Vous avez marqué six buts. Lequel préférez-vous et pour quelle raison ?
J'ai marqué six buts. Tous ont été importants au sens où ils ont à chaque fois aidé l'équipe à gagner. Chacun d'entre eux a été particulier, car marquer un but dans une compétition de ce niveau est toujours quelque chose d'exceptionnel.

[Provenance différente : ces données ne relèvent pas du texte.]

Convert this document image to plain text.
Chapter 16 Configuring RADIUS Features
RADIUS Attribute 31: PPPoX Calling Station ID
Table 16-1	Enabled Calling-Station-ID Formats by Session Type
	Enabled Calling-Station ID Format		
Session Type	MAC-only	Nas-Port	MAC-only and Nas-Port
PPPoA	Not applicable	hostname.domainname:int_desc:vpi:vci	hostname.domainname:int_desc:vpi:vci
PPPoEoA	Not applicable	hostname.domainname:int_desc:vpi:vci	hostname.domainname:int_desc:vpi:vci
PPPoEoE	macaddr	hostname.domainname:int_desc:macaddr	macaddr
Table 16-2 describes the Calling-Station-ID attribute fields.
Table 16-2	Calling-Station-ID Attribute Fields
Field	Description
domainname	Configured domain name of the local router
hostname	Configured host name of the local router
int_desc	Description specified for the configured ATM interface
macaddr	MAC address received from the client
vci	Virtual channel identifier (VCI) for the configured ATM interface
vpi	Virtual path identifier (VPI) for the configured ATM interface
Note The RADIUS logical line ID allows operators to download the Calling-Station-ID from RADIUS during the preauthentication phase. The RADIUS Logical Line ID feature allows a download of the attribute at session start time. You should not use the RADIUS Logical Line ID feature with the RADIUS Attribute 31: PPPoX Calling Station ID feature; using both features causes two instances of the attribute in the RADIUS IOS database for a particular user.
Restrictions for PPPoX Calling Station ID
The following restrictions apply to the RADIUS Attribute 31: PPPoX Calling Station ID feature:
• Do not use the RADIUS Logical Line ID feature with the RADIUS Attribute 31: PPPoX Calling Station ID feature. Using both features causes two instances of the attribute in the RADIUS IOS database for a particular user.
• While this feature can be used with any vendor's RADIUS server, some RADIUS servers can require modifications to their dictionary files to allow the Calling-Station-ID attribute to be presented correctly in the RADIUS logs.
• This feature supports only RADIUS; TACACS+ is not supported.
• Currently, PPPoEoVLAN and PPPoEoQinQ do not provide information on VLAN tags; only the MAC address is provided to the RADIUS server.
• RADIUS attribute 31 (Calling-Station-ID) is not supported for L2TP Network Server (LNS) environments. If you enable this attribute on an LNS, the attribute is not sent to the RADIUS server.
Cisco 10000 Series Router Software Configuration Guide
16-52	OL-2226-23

*Les internautes de FIFA.com ont élu votre première réalisation contre l'Uruguay "But du tournoi". Combien de fois l'avez-vous revu ? * J'ai dû le revoir une vingtaine de fois. C'est un geste que je travaille beaucoup à l'entraînement. Sur cinq frappes, j'en mets à peu près deux au fond. J'ai essayé et le ballon est allé sous la barre. Mais personnellement, je préfère mon but contre le Japon. Je pense qu'il avait plus de classe, plus de magie. C'est un but superbe.

L'absence de Radamel Falcao, buteur attitré de la Colombie, vous a-t-elle forcé à prendre plus de responsabilités en attaque ?
Même avec Falcao, je tente ma chance et j'essaie de marquer des buts. Son absence a été une grosse perte, car il est extrêmement important pour nous tous. Mais j'ai toujours été attiré par le but. Je ne veux pas me contenter de faire des passes.

Vous avez mentionné le match contre le Brésil. Après le coup de sifflet final de cette rencontre, David Luiz est venu vers vous pour vous consoler. Comment avez-vous vécu cet instant ?
J'étais convaincu que nous pouvions aller en demi-finale et même en finale. Il est venu me consoler. C'est normal entre joueurs et collègues. Je n'oublierai jamais son geste.

Quand vous avez vu la manière dont le Brésil a été battu par l'Allemagne, regrettez-vous encore plus l'élimination de la Colombie ?Non. C'est le football. Chaque jour est différent. Aujourd'hui peut être un bon jour, demain un mauvais. Les défaites comme celle du Brésil contre l'Allemagne font partie des choses qui arrivent.

Selon vous, l'Allemagne mérite-t-elle son titre mondial ?Oui, c'est mérité. L'Allemagne possède d'excellents joueurs. Les quatre équipes qui ont atteint les demi-finales méritaient de gagner.

La Colombie n'avait plus participé à la Coupe du Monde depuis 1998. Vous aviez alors six ans. Avez-vous des souvenirs de ce tournoi ?
Je ne me souviens pas bien de France 1998. Le rêve de toute la Colombie et de toute notre équipe était d'aller au Brésil et d'écrire une page d'histoire. Nous y sommes parvenus. C'est là pour l'éternité.

Comment avez-vous suivi le tournoi après l'élimination de la Colombie ? Avez-vous surveillé en particulier Thomas Müller et Lionel Messi, qui ont été en course jusqu'au bout pour le Soulier d'Or ?
J'ai essayé de ne pas trop y faire attention, mais c'était impossible, car je voulais absolument le gagner. Le Soulier d'Or est un rêve devenu réalité.

Où allez-vous mettre ce Soulier d'Or adidas ?
Chez moi. Il sera toujours prêt de moi. C'est quelque chose pour toute la vie.